Howard Center Director of Development and Communications Denise Vignoe said team members from multiple areas in the organization including executive leadership, psychiatry, client services, development and communications, and a colleague from its social work intern program participated in the project.
“Other community volunteers also joined us for the morning, some with stories of family members who had lived at the home,” she said.
She added that many Howard Center staff have visited the cemetery since the project was completed.
“We were all deeply moved by the project, and we’ve continued to be in touch with one another about the time spent together to restore the grave markers,” she said. “The project was important to honor the memory of the children who lived at the Home for Destitute Children, a forerunner to Howard Center today.”
Giffin said he originally received an email about the undertaking in the fall of 2021 requesting assistance from VOCA and they were happy to help complete the project.
“The children who died at the House of Destitute Children should be remembered,” he said. “These small, white marble monuments at Lakeview are there to preserve their memory, sad as it is. They lived and died in Burlington and their monuments with their names are a testimony to the history of House of Destitute Children and should not be forgotten. Their monuments at Lakeview ensure that they are not.”
He said volunteers used shovels, prybars, wheelbarrows, and more to clean, repair, and straighten 51 individual gravestones and up righted a large monument as well as the large granite section marker which had fallen over. VOCA and Howard Center got permission from the city to do the project and coordinated with Burlington officials as well as cemetery workers.
“We took the soil that was available and leveled off the site so the rain would not wash away the sand we used around the monuments and the city also planted grass seed to keep everything in place,” Giffin said. “After we finished the House of Destitute Children site, we had some time and the VOCA volunteers spent a few more hours working in the Indigent section of the cemetery repairing their monuments.”
He shared that VOCA has done several projects in the Chittenden County area this year and many of the same people who participated in those projects showed up to work at Lakeview. Volunteers came from Charlotte, Clarendon, Essex, Milton, Rutland, Sharon, Shelburne, and more, including a volunteer whose father was at the House of Destitute Children until he was adopted.
“He was also my second cousin once removed,” Giffin said of the connection. “That added to the emotion of the work that day.”
He said VOCA does these projects at no cost and counts on its legion of dedicated volunteers.
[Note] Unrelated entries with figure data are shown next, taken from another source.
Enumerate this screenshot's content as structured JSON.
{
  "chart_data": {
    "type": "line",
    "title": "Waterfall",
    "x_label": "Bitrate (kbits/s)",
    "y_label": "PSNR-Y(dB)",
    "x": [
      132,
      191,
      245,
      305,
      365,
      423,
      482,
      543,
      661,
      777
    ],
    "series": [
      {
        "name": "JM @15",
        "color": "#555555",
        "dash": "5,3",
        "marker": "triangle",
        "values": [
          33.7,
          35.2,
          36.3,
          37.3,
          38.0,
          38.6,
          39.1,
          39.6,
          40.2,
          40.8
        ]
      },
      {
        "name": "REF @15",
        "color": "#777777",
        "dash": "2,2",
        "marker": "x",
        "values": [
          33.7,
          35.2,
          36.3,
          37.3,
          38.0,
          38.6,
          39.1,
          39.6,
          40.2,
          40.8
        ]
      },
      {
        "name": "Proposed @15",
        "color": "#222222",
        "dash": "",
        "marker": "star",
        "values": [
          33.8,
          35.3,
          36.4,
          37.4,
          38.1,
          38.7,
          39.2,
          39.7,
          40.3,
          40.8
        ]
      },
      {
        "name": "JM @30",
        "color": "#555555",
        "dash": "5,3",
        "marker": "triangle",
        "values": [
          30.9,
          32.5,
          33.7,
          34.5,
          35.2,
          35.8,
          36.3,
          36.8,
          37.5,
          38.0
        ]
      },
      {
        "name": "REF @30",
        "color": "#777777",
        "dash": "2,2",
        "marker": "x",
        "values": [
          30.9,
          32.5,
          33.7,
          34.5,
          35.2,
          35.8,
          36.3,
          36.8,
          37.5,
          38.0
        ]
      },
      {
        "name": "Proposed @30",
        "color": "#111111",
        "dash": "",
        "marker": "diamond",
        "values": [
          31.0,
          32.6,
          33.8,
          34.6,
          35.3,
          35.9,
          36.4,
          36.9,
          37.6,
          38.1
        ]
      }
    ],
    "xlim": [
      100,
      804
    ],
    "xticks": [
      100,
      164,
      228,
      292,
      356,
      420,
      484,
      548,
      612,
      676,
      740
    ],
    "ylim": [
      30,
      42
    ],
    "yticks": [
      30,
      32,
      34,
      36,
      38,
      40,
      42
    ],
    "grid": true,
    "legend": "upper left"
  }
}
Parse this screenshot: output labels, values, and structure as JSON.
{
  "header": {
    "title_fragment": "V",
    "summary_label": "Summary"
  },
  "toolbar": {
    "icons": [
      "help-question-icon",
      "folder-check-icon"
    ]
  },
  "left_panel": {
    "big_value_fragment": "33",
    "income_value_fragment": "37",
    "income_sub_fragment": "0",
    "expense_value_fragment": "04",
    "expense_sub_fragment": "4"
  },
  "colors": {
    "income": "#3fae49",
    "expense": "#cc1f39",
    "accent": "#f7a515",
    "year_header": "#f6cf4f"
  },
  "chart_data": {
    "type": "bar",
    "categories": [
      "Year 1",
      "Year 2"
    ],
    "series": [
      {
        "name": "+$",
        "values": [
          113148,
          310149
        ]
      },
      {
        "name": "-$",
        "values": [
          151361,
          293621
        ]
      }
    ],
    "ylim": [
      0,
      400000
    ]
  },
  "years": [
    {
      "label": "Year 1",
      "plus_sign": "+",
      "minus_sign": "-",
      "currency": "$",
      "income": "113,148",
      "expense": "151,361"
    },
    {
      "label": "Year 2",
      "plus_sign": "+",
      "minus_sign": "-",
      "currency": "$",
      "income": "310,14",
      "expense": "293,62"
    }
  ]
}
The materials were provided by the city and Howard Center and volunteers brought their own tools and equipment as well as donated their time.
“It is important to preserve the history of Vermont, warts and all,” he said. “You cannot talk about United States history without including Ethan Allen, Ticonderoga, Robert Rangers, etc., and the people who made that history are buried in Vermont’s burial grounds. These cemeteries are historical sites and preserve not only Vermont’s history by the history of our nation. We should preserve and honor these burial grounds as they have our history buried there in each individual monument. Each burial has a story to tell.”